One big casualty of the soaring temperature is the Arctic ice melting. The Arctic is now the fastest warming area in the world, and this has reduced the difference in temperatures between the Arctic and the Tropics. The temperature difference between the Arctic and the tropics directs the jet stream, which has a significant impact on the UK weather. A low temperature difference means a weakened and slow moving jet stream, extending the period of cool, unsettled weather in the UK. It also causes intense heat waves in the summer.

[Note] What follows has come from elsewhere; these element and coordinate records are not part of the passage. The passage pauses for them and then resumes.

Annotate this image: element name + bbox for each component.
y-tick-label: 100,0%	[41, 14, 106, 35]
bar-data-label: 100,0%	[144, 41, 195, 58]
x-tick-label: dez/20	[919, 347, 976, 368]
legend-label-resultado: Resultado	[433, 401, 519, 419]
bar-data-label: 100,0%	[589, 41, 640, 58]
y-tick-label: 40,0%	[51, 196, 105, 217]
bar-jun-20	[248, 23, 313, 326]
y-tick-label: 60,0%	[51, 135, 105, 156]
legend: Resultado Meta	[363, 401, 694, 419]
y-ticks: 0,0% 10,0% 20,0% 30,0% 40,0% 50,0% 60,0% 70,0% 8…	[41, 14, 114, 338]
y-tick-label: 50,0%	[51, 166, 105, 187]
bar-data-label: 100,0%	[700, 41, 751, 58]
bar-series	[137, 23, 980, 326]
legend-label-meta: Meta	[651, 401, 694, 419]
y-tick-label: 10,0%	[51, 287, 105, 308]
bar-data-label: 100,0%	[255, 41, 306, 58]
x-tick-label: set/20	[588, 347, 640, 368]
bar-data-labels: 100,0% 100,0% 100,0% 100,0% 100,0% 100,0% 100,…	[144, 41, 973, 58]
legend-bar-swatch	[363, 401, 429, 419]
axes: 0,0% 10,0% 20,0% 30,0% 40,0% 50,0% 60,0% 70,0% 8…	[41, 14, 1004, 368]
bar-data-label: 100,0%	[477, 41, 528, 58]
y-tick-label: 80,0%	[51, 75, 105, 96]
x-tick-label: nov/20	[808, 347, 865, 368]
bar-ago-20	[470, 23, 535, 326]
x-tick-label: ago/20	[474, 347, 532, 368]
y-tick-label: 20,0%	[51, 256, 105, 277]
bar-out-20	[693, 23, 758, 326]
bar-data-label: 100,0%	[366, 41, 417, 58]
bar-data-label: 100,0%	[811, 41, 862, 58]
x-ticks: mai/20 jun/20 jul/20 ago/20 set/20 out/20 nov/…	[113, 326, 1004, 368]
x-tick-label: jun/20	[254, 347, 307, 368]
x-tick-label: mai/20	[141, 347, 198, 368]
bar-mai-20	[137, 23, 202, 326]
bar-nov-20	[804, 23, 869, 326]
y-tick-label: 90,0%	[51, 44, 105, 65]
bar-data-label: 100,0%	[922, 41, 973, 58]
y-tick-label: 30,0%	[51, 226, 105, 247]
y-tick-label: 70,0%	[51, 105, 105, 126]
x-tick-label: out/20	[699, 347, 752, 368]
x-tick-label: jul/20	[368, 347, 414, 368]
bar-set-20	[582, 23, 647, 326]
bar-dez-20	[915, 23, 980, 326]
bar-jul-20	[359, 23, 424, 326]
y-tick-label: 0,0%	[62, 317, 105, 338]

With global warming showing no signs of abating, the extreme swings of the last few years, manifesting itself in instances, such as, the flash floods at the Calder valley and the intense heat waves, last year, could well become the norm.
Some weather scientists attribute the altered and weakened jet stream to weak solar activity, rather than global warming, or the melting of the arctic ice caps. They look back in history to the early 1800s, when a similar weak solar activity had caused extreme weather, similar to what is experienced now. However, no one knows for sure how exactly solar activity takes place, and there is much speculation involved.
Both the solar activity and the melting ice caps may well be working in tandem to deliver the crazy weather we are experiencing now.